The Shahbad Dairy Slum: Shoes
 

The Center Cannot Hold

The Shahbad Dairy Slum: Shoes
Saving Souls, by Benjamin Gottlieb.

The stories now featured on the site touch on many issues, but one theme they have in common is the role that religion plays in driving people to get passionately involved politics and activism — and how difficult it is to find secular ways to kindle the same fire. In Saving Souls, Benjamin Gottlieb profiles an enterprising humanitarian group that is busily educating poor children in Delhi’s slums. But the work of COI and other evangelical Christian groups continues to draw controversy in India, a once-colonized nation now booming economically and working mightily to assert its own cultural identity. In Losing Zion, Rob York reviews the book The Crisis of Zionism, which argues that the two-state solution to the Israeli-Palestinian conflict is dying, ruined by extremism in Israel and the apathy of the liberal American Jews who could help bring about a broad-based peace movement.

Religious groups have been almost unmatched in their ability to train activists and build social movements. In America, the most obvious recent example is the pro-life movement and the cultural warriors it has drawn from the pews of evangelical, Catholic, and other congregations. But the civil rights movement, too, acquired its power and breadth by filling the streets with churchgoing protesters, and filling its rhetoric with the biblical language of freedom, struggle, and redemption.

Wherever people congregate, they organize. Social scientists talk about how churches (and other houses of worship) serve as reservoirs of social capital — the web of relationships that connect people and bring about various benefits, including the ability to rally around political causes. Generally speaking, this is great for democracy. And many religious groups have managed to find a balance between doing God’s work and respecting views that diverge from their own. But in America, Israel, and elsewhere, it seems the people getting inspired and engaged come from the extreme, intolerant ends of the political divide, trapped in their own dogma and their own sets of facts.

I used religion as a jumping-off point for my comments, but really the problem is not religion, but fundamentalism of whatever kind — religious or economic or nationalist or otherwise. The Tea Party, for example, is crusading on behalf of an uncompromising economic fundamentalism that verges on religious fanaticism, with its own patron saints in F.A. Hayek, Frédéric Bastiat, and Ayn Rand — ironically, a mirror image of the earlier cult of communism. But religion appears to motivate many of these true believers, too, and may help explain the movement’s success in organizing. On the question of Israel and Palestine, too, the same dynamic seems at work: the more devout and dogmatic speak louder.

Perhaps the recent wave of global protests against corruption and austerity — for example, the indignados demonstrations in Spain, or Occupy Wall Street and its related movements  in America — will help balance the scales. Churches and synagogues have been heavily involved in the organizing of the Occupy actions across this country, reminding us that the religious right is not the only voice of faith in the streets and on the megaphone.
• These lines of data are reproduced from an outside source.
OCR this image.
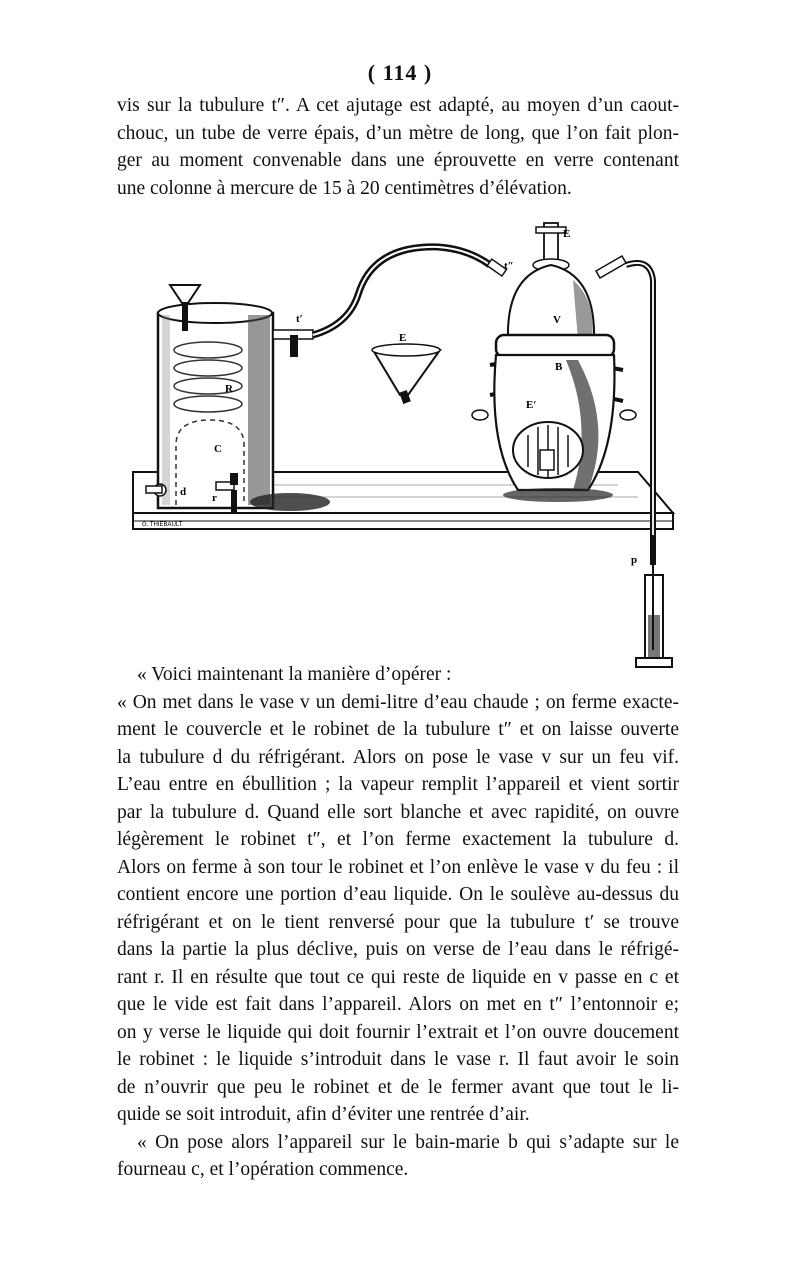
( 114 )
vis sur la tubulure t″. A cet ajutage est adapté, au moyen d’un caout-
chouc, un tube de verre épais, d’un mètre de long, que l’on fait plon-
ger au moment convenable dans une éprouvette en verre contenant
une colonne à mercure de 15 à 20 centimètres d’élévation.
G. THIEBAULT
d
R
C
r
t′
t″
E
E
V
B
E′
p
« Voici maintenant la manière d’opérer :
« On met dans le vase v un demi-litre d’eau chaude ; on ferme exacte-
ment le couvercle et le robinet de la tubulure t″ et on laisse ouverte
la tubulure d du réfrigérant. Alors on pose le vase v sur un feu vif.
L’eau entre en ébullition ; la vapeur remplit l’appareil et vient sortir
par la tubulure d. Quand elle sort blanche et avec rapidité, on ouvre
légèrement le robinet t″, et l’on ferme exactement la tubulure d.
Alors on ferme à son tour le robinet et l’on enlève le vase v du feu : il
contient encore une portion d’eau liquide. On le soulève au-dessus du
réfrigérant et on le tient renversé pour que la tubulure t′ se trouve
dans la partie la plus déclive, puis on verse de l’eau dans le réfrigé-
rant r. Il en résulte que tout ce qui reste de liquide en v passe en c et
que le vide est fait dans l’appareil. Alors on met en t″ l’entonnoir e;
on y verse le liquide qui doit fournir l’extrait et l’on ouvre doucement
le robinet : le liquide s’introduit dans le vase r. Il faut avoir le soin
de n’ouvrir que peu le robinet et de le fermer avant que tout le li-
quide se soit introduit, afin d’éviter une rentrée d’air.
« On pose alors l’appareil sur le bain-marie b qui s’adapte sur le
fourneau c, et l’opération commence.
That said, younger Americans seem to be turning away from religion, while the secular ways that ordinary people have traditionally gotten involved in politics are in decline. Labor unions have been dwindling away in America for decades — the one bright spot in recent years was public-sector unions, and the recent failed Wisconsin recall election may have been their Waterloo. Political parties rely increasingly on big donors and independently wealthy candidates, while the old political machines that groomed leaders out of local wards are disappearing.  Young people continue to rally to various causes on college campuses, but it will be hard to fill in the hole left by these institutions, which could organize in a sustained, concerted fashion and appeal to broad segments of the population.

This is yet another reason that we can expect politics to become more partisan and extreme in the coming years. The hard-liners are hungry for power, while more reasonable men and women stand by and watch. It brings to mind words by the Irish poet W.B. Yeats: “The best lack all conviction, while the worst / Are full of passionate intensity.”

The center cannot hold, as Yeats wrote. And things didn’t end too well in that poem.